Gazeteci ve insan hakları savunucusu Nurcan Baysal, Diyarbakır Cezaevi’nde ve kentte Koronavirüs'e karşı alınan tedbirlere ilişkin yazı yazmasının ve sosyal medyadaki paylaşımlarının ardından 31 Mart’ta Diyarbakır Emniyet Müdürlüğü’ne çağrıldı. Baysal, kendisini tweetlerin ve yazıları ile ilgili sorgulayan savcıya ifade verdi.

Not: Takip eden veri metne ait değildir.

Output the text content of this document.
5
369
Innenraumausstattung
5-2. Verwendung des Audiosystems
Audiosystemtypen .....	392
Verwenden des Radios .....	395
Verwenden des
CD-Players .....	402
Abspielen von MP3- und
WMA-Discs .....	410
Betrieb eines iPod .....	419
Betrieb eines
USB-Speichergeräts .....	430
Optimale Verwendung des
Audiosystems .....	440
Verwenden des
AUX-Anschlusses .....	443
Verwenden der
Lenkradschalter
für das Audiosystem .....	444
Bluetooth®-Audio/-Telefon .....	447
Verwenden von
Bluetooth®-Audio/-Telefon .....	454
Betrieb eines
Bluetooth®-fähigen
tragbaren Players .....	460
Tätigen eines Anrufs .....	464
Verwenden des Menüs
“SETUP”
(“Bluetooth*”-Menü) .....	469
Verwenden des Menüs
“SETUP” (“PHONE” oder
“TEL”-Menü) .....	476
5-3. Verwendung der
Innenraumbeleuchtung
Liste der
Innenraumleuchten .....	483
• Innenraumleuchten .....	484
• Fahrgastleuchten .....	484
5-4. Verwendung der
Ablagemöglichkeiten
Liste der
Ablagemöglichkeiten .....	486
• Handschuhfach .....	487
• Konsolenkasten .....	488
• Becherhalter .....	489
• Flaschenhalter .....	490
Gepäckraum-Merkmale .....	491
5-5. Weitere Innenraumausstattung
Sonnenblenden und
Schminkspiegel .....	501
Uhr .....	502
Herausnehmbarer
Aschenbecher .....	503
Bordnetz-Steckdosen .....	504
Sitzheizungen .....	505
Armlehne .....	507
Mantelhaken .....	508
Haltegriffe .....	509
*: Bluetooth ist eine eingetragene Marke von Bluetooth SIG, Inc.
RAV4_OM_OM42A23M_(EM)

Gazeteciler erken tahliyenin kapsamı dışında bırakıldı
13 Nisan’da 90 bine yakın mahpusun erken veya şartlı tahliye edilmesini öngören yasa Meclis’ten geçti. Ceza İnfaz Kanunu’nda uzun zamandır beklenen değişikliklerin Covid-19 pandemisinin sürdüğü dönemde yapılmasına rağmen hükûmet, Koronavirüs salgınının yasanın çıkartılmasına etkisi olmadığını açıkladı. Bu değişiklik, tutuklu yargılananları ve aşırı geniş terörle mücadele yasaları veya devlete karşı suçlar kapsamında mahkum edilen kişiler de dahil olmak üzere çeşitli kategorilerdeki mahpusların tahliye edilmesine imkan tanımadı. Bu durum cezaevinde tutulan gazetecilerin serbest bırakılmayacağı anlamına geliyor. Türkiye’nin cezaevlerindeki aşırı kalabalık koğuşları hijyen koşullarının yetersiz olması nedeniyle cezaevlerini son derece tehlikeli hale getiriyor."